The BBC has divided this new edition into five parts, starting just before the Frank family goes into hiding in Amsterdam in 1942.
The Franks were Jewish. The Germans, who had just conquered and occupied Holland, were rounding up Jews and, it was already clear, killing them. With escape not an option, Otto Frank (Iain Glen) found a hiding place – several rooms tucked behind a bookcase on an ordinary street in Amsterdam.
Anne (Ellie Kendrick, top) had received a blank diary a week earlier, for her 13th birthday, and she couldn’t wait to start writing in it. She had not, however, expected the life she was chronicling to be so confined. She knew the Germans had forbidden Jews from going to the movies or riding buses. She hadn’t yet connected the dot to the endgame, and her parents had shielded Anne and her sister from what they first suspected, and then knew, to be the harsh reality.
That’s part of what gives Anne’s diary such impact. On the one hand, she knows there’s danger. On the other, she writes like a typical teenager, ruminating on ordinary things and ordinary emotions. She cuts pictures of movie stars out of magazines.
Our awareness that a cold-blooded force wants to kill her simply out of demented hatred haunts every moment of the story, reinforcing the message – the prayer, really – of “never again.”
Kendrick plays Anne as a likable kid who adores her family and isn’t driven completely insane by being cooped up with them for, literally, years. She’s mercurial, which is typical for the age and reflected in the diary.

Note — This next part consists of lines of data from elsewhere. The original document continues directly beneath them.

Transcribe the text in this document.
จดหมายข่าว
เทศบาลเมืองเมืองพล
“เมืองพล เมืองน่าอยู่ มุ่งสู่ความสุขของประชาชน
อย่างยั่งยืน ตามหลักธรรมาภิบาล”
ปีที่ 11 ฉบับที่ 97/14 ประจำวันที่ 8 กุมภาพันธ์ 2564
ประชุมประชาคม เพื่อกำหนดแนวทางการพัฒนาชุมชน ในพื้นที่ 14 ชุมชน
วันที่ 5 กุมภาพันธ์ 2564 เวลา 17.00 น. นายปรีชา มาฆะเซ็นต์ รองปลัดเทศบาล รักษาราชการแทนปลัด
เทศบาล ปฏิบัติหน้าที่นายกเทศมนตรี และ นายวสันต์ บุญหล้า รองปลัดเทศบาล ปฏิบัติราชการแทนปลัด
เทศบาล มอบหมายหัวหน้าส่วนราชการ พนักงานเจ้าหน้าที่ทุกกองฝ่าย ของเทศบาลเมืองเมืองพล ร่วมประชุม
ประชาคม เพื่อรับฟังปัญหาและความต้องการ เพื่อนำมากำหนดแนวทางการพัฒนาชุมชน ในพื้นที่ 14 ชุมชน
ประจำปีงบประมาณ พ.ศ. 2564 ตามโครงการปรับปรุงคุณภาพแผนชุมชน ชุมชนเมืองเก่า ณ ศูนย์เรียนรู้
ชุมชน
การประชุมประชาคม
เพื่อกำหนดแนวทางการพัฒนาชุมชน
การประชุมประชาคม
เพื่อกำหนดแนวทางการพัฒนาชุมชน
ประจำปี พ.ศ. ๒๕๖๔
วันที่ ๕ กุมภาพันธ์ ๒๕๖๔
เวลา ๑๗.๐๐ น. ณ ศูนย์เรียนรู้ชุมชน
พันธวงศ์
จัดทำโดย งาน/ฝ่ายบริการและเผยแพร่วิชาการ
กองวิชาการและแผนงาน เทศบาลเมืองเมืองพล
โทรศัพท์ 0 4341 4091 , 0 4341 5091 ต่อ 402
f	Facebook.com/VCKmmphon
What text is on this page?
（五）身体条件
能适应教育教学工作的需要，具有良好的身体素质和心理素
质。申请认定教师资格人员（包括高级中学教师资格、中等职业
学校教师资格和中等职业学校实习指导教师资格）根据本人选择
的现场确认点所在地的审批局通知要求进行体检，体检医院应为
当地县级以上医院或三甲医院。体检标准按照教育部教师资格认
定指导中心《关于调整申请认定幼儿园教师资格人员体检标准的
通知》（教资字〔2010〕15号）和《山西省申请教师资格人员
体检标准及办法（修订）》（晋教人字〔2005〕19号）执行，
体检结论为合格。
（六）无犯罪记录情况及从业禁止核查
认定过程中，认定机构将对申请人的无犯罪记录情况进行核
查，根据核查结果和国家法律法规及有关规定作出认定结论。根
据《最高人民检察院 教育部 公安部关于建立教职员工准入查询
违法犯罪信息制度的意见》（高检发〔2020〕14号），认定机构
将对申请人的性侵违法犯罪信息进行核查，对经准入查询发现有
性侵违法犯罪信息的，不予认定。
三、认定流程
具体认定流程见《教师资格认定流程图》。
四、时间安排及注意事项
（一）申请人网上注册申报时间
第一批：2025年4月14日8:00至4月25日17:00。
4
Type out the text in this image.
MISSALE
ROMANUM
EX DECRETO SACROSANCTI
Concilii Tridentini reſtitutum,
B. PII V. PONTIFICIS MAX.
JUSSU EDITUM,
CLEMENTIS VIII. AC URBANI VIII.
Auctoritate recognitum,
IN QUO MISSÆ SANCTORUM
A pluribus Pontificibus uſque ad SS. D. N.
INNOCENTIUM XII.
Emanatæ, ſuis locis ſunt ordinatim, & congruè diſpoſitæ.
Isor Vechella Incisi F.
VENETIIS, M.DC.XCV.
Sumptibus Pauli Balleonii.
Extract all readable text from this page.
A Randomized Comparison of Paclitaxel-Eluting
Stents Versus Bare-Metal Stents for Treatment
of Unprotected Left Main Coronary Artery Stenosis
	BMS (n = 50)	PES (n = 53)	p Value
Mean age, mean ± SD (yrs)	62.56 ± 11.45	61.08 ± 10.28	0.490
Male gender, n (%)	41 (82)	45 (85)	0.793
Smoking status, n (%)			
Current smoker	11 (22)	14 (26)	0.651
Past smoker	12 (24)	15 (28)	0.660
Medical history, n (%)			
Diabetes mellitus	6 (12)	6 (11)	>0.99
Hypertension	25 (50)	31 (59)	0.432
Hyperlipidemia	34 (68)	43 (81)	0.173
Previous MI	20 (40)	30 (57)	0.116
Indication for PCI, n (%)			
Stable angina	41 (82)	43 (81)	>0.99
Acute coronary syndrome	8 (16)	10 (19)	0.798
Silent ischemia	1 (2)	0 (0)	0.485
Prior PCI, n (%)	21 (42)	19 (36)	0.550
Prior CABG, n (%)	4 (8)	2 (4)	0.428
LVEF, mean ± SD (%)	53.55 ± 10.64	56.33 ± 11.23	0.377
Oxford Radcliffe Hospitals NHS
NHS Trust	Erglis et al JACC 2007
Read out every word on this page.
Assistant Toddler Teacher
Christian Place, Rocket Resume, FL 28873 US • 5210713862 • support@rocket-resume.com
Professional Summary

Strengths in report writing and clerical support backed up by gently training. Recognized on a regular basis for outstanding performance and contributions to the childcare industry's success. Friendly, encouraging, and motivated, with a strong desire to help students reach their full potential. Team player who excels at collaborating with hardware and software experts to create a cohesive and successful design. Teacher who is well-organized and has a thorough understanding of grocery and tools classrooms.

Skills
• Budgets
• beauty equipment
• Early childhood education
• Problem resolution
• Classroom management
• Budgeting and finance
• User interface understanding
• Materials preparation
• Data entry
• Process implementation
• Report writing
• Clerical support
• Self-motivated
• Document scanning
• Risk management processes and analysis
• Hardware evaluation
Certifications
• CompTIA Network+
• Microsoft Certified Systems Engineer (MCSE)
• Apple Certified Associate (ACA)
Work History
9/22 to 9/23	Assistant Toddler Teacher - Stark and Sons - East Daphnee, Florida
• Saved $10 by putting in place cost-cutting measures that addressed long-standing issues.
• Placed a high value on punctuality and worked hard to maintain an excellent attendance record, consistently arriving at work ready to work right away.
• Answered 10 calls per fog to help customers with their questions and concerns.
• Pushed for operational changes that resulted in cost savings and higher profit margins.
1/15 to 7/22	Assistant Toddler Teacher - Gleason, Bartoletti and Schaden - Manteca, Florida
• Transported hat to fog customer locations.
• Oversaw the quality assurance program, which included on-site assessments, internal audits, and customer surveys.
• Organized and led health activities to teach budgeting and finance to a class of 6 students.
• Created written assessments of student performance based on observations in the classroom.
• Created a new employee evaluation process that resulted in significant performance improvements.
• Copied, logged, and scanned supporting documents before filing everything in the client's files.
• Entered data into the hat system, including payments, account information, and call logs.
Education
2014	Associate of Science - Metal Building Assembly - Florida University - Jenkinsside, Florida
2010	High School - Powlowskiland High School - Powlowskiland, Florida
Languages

She’s perhaps a bit less petulant than the diary sometimes sounds. We don’t hear her bluntest observations on the matriarch of the family that moves in with them, the Van Daans, though we do get some of her reaction to patriarch Hermann Van Daan (Ron Cook) and a lot on their teenage son Peter (Geoff Breton).
At first, Anne is mostly annoyed that Peter got to bring his cat while she had to leave hers' behind. Later her interest in Peter starts to change – although here, as with everything else about Anne’s life, there’s no resolution.
The Germans found the Franks in 1944 and sent to concentration camps, where Anne fell ill and died in early 1945. No production of The Diary of Anne Frank will ever get around that sad truth, nor will it ever make less poignant her opening lines about how she’s pretty sure no one else will ever really care about the musings of a teenage girl.
Talk about a role no one wants: Anne Frank became the face of the six million Jews exterminated by the Nazis. The five half hours of this series walk us through the months that led her there, making her and the people around her painfully human and utterly at a loss to understand why someone wants to kill them.
They aren’t alone. There’s no sane explanation, which is why this carefully produced character drama delivers precisely the impact it must.